The glimmer of good news for transportation is that electric vehicles do represent a growing share of new vehicle sales, at just under 8% in the state last year. But they still make up only 1.5% of registered vehicles in the state, with hybrids accounting for 3.4%, the report notes.
At the same time, overall car ownership rates are rising, public-transit use is falling, and consumers are still shifting toward gas-guzzling trucks and SUVs. And the 92% of vehicles sold last year that weren’t EVs will, on average, still be on the roads more than a decade from now.

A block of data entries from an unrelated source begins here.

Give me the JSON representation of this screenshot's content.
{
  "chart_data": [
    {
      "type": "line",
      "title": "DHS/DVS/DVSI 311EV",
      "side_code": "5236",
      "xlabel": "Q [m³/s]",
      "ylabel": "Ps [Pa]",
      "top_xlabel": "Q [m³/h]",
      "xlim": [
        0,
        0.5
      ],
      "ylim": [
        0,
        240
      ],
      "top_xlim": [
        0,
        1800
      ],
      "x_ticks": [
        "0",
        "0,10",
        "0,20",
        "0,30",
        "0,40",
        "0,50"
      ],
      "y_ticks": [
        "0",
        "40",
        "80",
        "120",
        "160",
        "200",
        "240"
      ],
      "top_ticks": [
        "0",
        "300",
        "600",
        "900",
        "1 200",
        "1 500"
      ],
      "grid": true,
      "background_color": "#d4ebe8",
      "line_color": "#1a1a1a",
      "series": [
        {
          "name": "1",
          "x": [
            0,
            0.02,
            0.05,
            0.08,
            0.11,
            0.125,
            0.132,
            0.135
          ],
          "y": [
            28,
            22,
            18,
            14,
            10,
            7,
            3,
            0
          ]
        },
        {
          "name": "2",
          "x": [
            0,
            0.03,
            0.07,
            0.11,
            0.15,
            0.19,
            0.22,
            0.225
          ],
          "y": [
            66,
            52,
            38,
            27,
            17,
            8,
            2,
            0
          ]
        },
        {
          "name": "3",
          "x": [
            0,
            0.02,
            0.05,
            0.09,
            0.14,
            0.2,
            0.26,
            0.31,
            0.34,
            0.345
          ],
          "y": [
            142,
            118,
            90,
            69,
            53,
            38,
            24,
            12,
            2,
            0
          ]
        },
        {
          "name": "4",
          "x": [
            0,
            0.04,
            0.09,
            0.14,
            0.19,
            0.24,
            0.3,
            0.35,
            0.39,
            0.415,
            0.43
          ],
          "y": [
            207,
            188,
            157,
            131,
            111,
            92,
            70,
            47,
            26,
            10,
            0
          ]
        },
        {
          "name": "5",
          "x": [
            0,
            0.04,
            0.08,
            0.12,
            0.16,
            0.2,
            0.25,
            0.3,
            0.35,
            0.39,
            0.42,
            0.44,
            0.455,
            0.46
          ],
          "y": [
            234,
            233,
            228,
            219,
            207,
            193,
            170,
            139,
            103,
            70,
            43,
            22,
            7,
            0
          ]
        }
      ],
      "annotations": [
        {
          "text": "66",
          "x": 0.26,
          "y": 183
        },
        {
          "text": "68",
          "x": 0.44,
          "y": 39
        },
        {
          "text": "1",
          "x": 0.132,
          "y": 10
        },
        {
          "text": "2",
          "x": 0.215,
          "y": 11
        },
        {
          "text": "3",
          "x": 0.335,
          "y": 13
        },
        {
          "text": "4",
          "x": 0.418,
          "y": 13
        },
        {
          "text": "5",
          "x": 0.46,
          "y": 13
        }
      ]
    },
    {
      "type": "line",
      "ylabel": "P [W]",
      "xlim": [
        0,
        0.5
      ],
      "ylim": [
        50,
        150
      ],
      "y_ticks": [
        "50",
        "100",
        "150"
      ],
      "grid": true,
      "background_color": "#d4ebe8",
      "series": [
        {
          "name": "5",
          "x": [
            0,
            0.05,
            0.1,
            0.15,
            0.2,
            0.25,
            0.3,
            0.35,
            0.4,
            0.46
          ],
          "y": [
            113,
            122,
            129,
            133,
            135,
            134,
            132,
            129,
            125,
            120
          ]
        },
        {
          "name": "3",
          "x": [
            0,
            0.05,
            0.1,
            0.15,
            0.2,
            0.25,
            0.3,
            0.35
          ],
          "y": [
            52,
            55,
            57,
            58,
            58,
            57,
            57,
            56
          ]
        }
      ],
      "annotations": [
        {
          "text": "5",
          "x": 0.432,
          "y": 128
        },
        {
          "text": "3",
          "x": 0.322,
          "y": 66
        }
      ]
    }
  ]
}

Accelerating the shift to cleaner vehicles is likely to require far stricter policies, far more generous subsidies, cheaper EVs, and a massive build-out of charging infrastructure. And even California’s efforts to boost the average fuel efficiency of cars sold in the state have been complicated by the Trump administration’s legal challenges.
California has created some novel programs to help cut emissions in other areas, including agriculture. But there simply aren’t available technologies yet to fully decarbonize some of the state’s emission sources, including aviation.
Finally, California’s worsening wildfires are also complicating its efforts to cut emissions. Burning forests pump out massive amounts of greenhouse gases stored in plants and trees.
The raging wildfires in 2018 produced about 45 million metric tons of carbon dioxide. That’s nine times more than the amount by which the state cut emissions the previous year.
Meanwhile, the spiraling liabilities from fires last year also pushed the state’s largest utility, PG&E, into bankruptcy. For the foreseeable future, the company’s focus will be on returning to solvency and preventing its aging lines from sparking still more fires. That’s almost certain to push up system costs, and further divert attention and resources from the task of cleaning up the grid.
The area of the state subject to burning could increase nearly 80% by the end of the century, driving up emissions and fire risks still more, in an ever more dangerous feedback loop. So California is likely to see 2018-style scenarios play out again and again in the years ahead, obliterating hard-won climate gains in a few fiery months.